Monday 31 May 2010

Alza remi! Just got back from Venice, having seen (amongst other things) the 36th paddle boat marathon - the Vogalonga - being contested.http://www.vogalonga.com/eng/index_ing.aspThough contested is hardly the right word for something more like a regatta open to all comers, in which a motley crew of golden oldies, responding to the cry of "alza remi" lifted their oars and came perilously near to capsizing the boat. For a moment there I fancied entering next year's event - in an aluminium Canadian canoe - but on learning that the course is some 30 km long, up to Burano and back to St Mark's square via Murano and the Cannaregio canal, thought better of it. In the teeth of the strong wind that sometimes blows in the lagoon, this could be a pretty challenging undertaking.

Better stick to the ancient monuments, maybe. Who could fail to be bowled over by the Scuola Grande di San Rocco, the incredibly lavish interior of which Tintoretto spent 23 years of his life in decorating - virtually unaided, it would appear. When Ruskin - no mean painter himself - saw what Tintoretto had done he remarked "As for painting, I think I didn't know what it was until today."

Interesting to note that Ruskin admired Venice, partly, because it had traditionally shown resistance to the authority of Rome. And also because, like England, its prosperity had been based on maritime power. He sounds a cautionary note, though.
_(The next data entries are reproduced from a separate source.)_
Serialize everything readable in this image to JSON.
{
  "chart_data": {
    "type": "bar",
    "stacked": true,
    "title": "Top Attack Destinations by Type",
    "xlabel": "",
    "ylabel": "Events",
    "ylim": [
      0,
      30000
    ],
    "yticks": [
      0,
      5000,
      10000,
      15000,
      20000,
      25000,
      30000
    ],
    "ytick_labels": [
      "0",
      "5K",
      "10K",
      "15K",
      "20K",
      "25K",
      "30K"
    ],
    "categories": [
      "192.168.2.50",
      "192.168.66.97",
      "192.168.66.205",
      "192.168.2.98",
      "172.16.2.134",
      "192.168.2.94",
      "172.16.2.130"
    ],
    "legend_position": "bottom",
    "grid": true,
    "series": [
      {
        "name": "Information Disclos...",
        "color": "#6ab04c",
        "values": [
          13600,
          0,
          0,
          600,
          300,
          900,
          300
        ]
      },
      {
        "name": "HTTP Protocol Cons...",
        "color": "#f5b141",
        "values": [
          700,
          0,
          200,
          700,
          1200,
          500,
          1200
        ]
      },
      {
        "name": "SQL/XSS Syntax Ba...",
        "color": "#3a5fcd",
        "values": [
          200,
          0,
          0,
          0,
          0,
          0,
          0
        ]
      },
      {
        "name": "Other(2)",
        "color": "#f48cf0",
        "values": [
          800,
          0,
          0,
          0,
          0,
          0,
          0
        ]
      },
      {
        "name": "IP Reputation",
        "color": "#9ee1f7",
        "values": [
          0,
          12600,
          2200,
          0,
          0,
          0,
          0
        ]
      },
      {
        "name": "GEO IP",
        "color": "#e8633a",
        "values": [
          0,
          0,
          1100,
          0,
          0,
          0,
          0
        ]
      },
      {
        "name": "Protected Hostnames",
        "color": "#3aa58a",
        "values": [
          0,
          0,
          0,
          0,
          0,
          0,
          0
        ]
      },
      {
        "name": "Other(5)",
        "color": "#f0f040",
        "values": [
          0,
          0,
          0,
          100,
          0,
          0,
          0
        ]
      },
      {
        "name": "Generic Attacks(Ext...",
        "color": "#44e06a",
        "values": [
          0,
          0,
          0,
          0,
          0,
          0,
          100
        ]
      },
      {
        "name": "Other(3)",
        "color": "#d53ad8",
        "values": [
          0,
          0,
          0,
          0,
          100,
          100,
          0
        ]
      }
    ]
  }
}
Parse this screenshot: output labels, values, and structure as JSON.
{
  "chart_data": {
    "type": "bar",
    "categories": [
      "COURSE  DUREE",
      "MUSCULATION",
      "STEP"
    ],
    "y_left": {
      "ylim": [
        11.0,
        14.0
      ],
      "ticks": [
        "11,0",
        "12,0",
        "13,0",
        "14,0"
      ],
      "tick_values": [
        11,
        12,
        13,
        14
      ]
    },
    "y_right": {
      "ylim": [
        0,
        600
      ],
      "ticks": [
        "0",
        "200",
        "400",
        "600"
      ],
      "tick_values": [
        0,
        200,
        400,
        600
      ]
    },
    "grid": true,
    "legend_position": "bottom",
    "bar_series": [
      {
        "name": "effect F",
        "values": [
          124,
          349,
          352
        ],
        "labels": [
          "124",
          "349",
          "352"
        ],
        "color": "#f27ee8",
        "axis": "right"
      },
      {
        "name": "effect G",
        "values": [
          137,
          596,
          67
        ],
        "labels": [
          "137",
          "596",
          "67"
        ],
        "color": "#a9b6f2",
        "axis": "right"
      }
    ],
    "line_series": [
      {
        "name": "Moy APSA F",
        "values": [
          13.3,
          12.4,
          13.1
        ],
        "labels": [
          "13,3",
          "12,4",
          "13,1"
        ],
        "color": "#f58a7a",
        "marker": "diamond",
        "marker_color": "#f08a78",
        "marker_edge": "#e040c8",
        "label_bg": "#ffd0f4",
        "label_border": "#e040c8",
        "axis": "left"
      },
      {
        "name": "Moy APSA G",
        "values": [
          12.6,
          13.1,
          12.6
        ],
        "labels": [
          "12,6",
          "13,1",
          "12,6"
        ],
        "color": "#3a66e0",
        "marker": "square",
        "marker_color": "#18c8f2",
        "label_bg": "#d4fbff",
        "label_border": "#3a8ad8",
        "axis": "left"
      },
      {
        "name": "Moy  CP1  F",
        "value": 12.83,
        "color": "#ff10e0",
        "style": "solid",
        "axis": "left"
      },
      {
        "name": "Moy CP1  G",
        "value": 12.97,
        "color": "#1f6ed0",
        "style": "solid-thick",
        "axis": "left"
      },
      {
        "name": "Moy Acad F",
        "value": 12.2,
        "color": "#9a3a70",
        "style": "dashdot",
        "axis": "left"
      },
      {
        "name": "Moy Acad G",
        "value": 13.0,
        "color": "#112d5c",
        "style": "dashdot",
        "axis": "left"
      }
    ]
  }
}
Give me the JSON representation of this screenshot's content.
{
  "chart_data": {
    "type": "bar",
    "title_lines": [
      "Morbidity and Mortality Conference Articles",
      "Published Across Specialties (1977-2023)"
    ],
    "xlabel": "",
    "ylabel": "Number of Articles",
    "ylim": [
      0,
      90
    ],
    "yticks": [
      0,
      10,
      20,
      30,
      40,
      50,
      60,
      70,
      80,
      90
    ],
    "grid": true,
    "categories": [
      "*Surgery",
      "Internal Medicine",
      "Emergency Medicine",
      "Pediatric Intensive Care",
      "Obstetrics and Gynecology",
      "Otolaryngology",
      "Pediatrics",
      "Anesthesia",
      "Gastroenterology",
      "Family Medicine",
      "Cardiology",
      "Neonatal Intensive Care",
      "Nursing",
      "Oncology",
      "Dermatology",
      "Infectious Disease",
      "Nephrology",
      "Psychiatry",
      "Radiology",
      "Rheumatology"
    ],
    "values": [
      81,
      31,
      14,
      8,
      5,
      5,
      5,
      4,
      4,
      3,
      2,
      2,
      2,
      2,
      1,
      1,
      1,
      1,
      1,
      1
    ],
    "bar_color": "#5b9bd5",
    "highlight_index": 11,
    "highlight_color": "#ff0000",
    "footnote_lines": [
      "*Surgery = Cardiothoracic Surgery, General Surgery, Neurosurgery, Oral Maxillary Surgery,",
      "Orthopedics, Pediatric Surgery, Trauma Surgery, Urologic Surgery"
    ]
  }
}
In The Stones of Venice he warns that England "may be led through prouder eminence to less pitied destruction." The prospects of proud eminence have diminished somewhat since Ruskin's time, though those for less pitied destruction can't altogether be ruled out.

That said, we hope to make it through to next week end.

Tuesday 18 May 2010

Cosas de Espana. There's a tilde on my keyboard but I can't get it to sit on top of the letter n. Muy aburrido. Just got back from 3 weeks driving to and from Andalucia (can't do the accent over the i either). Spain, as ever, full of remarkable contrasts - on the one hand the international beach scene at Tarifa, with kitesurfers from Australia, Canada and all the European nations (including Russia and Lithuania) chattering away in a variety of tongues, but with English as the lingua franca - and on the other the wonderful silence of the countryside of the Cantabrian cordillera, between Burgos and Aguilar de Campoo, on either side of the N627. Just the wind in the trees, the sound of running water, and the occasional intervention of birdsong and the cuckoo's call. And an amazing little roadside church at Quintana del Pino, with a couple of extraordinary medieval reliefs on the walls - see the photographs on Antonio Calderon's fascinating site http://romanicoburgales.blogspot.com/

Even more unexpected than coming across the English language in such a remote and unspoiled location is the discovery that Eng. Lit. has left its mark here - for in the tiny graveyard there is a stone bearing the following inscription: La naturaleza nunca traiciono al corazon que la amo. Which is surely nothing other than a direct translation into Spanish of Wordsworth's lines on Tintern Abbey, to the effect that nature never betrayed the heart that loved her.

Those of a doubting disposition will probably argue that this is a sentiment no more verifiable in Spanish than it is in English, advancing as it does the dubious proposition that because we are keen on Nature, then Nature will generously reciprocate by being keen on us - and keen on us individually, moreover. In short, Wordsworthian pantheism is nothing more than a comfort blanket. Well, maybe. But the older you get, the less cynical you get about such bits of kit. They are not to be sneezed at - be they in the shape of Wordsworthian pantheism, simple faith, or that old, star-eaten blanket of the sky that a later poet wished to wrap around himself - so that he could lie in comfort.